Jihan memandang Aisya dan Sira bergantian. Meminta pendapat. Baik Sira maupun Aisya kompak mengangkat bahu. Memang, di antara mereka berempat hanya Metta yang sudah merasakan manis dan pahitnya berpacaran. Jadi, ketiganya hanya bisa bungkam saat itu. Tak tahu harus menyuarakan apa, sebab mereka tak terlalu berpengalaman dengan persoalan yang tengah Metta hadapi.
BARU saja Abil menandaskan Ultra Low Fat miliknya saat Pandu memaksa Alwin duduk di hadapannya. Seraya menaikkan sebelah alis, ditatapnya kedua sahabat baiknya itu secara bergantian. Aura gelap yang terpancar di balik wajah Pandu, jelas mengundang kernyit bingung bermunculan di kening Abil.
"Kenapa?" Kemudian pertanyaan itu lolos begitu saja dari mulut Abil.
"Lo tanya sendiri sama nih bocah! Dosa apa lagi yang udah dia perbuat kali ini." Pandu menyenggol keras bahu Alwin. Di sampingnya, Alwin memalingkan muka ke arah lain. Paling tidak tahan jika harus bersitatap langsung dengan mata polos milik Abil.

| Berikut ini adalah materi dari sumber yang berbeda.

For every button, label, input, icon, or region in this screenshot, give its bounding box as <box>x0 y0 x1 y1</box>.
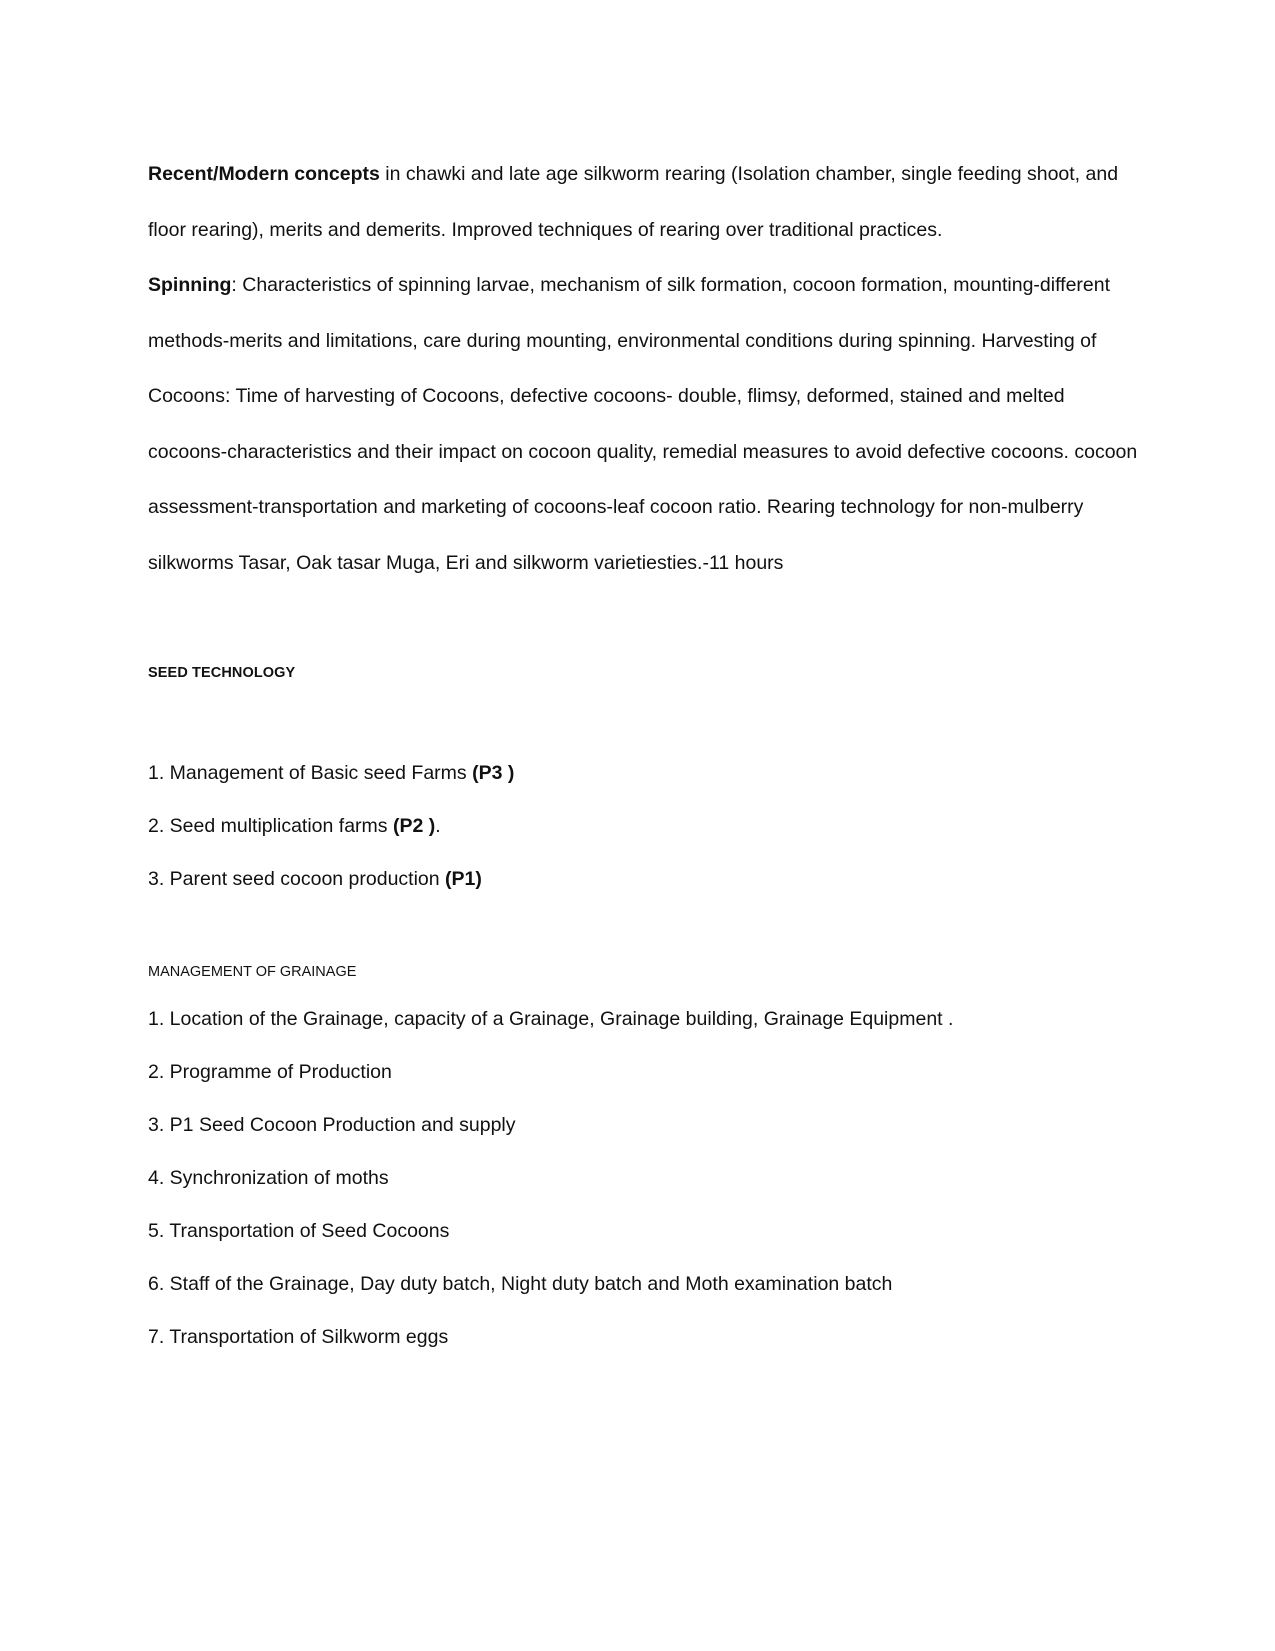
intro-paragraph <box>148 147 1138 591</box>
seed-item-1: 1. Management of Basic seed Farms (P3 ) <box>148 762 515 784</box>
seed-technology-heading: SEED TECHNOLOGY <box>148 665 296 681</box>
grainage-item-6: 6. Staff of the Grainage, Day duty batch, Night duty batch and Moth examination batch <box>148 1273 893 1295</box>
grainage-heading: MANAGEMENT OF GRAINAGE <box>148 964 357 980</box>
spinning-bold: Spinning <box>148 274 232 296</box>
grainage-item-3: 3. P1 Seed Cocoon Production and supply <box>148 1114 516 1136</box>
seed-item-3: 3. Parent seed cocoon production (P1) <box>148 868 482 890</box>
seed-item-2: 2. Seed multiplication farms (P2 ). <box>148 815 441 837</box>
grainage-item-2: 2. Programme of Production <box>148 1061 392 1083</box>
intro-lead-bold: Recent/Modern concepts <box>148 163 380 185</box>
grainage-item-4: 4. Synchronization of moths <box>148 1167 389 1189</box>
intro-lead-text: in chawki and late age silkworm rearing (Isolation chamber, single feeding shoot, and floor rearing), merits and demerits. Improved techniques of rearing over traditional practices. <box>148 163 1119 241</box>
spinning-text: : Characteristics of spinning larvae, mechanism of silk formation, cocoon formation, mounting-different methods-merits and limitations, care during mounting, environmental conditions during spinning. Harvesting of Cocoons: Time of harvesting of Cocoons, defective cocoons- double, flimsy, deformed, stained and melted cocoons-characteristics and their impact on cocoon quality, remedial measures to avoid defective cocoons. cocoon assessment-transportation and marketing of cocoons-leaf cocoon ratio. Rearing technology for non-mulberry silkworms Tasar, Oak tasar Muga, Eri and silkworm varietiesties.-11 hours <box>148 274 1138 574</box>
grainage-item-7: 7. Transportation of Silkworm eggs <box>148 1326 449 1348</box>
grainage-item-1: 1. Location of the Grainage, capacity of a Grainage, Grainage building, Grainage Equipment . <box>148 1008 954 1030</box>
grainage-item-5: 5. Transportation of Seed Cocoons <box>148 1220 450 1242</box>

"Maretta lagi?" tebak Abil. Ia ingat percakapan dengan Jihan kemarin.
Pandu mengangguk singkat. "Sumpah ya, gue gak tahan lo khianatin sepupu gue terus, Win. Gue nyesel tau enggak ngenalin lo sama dia kalo tau bakal gini jadinya."
"Lo jangan mentang-mentang selalu dapet maaf dari Metta, terus bisa seenaknya mainin dia gini, Win." Merasa tak ada kerjaan, Abil iseng memutar-mutar bekas susu kotak di hadapannya.
"Ini enggak kayak yang lo semua pikirin. Kali ini gue beneran gak selingkuhin Metta, kok. Gue cuma nemenin Gina beli buku doang."
"Alah, dulu juga lo bilangnya cuma nemenin, tahunya jadian." Pandu semakin tersulut. Jelas saja, Ketua OSIS SMA Anata itu merasa begitu kecewa kepada sahabatnya itu. Metta adalah sepupu terdekatnya. Saat Aisya memberi tahu ia kalau Metta kembali menangis gara-gara Alwin, ia benar-benar tidak bisa tinggal diam.
"Tapi, kali ini gue beneran enggak selingkuh. Kemarin, gue enggak tahu aja gimana cara nolak ajakannya Gina." Alwin tertunduk. Bagaimana pun juga, sebagai seorang laki-laki, menolak permintaan seorang perempuan adalah hal yang berat.
"Enggak bisa nolak karena dia mantan lo?" sudut Abil telak.
"Enggak kok, Bil. Serius! Seandainya dia bukan mantan gue juga, gue enggak bisa nolak gitu aja."
Abil sebenarnya paham dengan posisi Alwin. Kerap, ia juga sering merasa tak enak jika harus menolak permintaan perempuan. Namun, yang jadi masalahnya, Alwin tak cukup peka dengan perasaan Metta, pacarnya sendiri. Hal itu yang membuat Pandu dan juga sahabat-sahabatnya yang lain sering merasa marah dan kecewa terhadap Alwin.
"Lo udah minta maaf?"
Alwin menggeleng lesu. "Dia nolak ketemu gue, Bil."
Hela napas panjang Abil embuskan. "Yaudah, kali aja dia butuh waktu buat mikir antara harus maafin lo lagi atau enggak."
"Berdoa aja kali ini dia masih bisa berbaik hati maafin lo," tukas Pandu dengan nada suara yang masih terdengar dongkol.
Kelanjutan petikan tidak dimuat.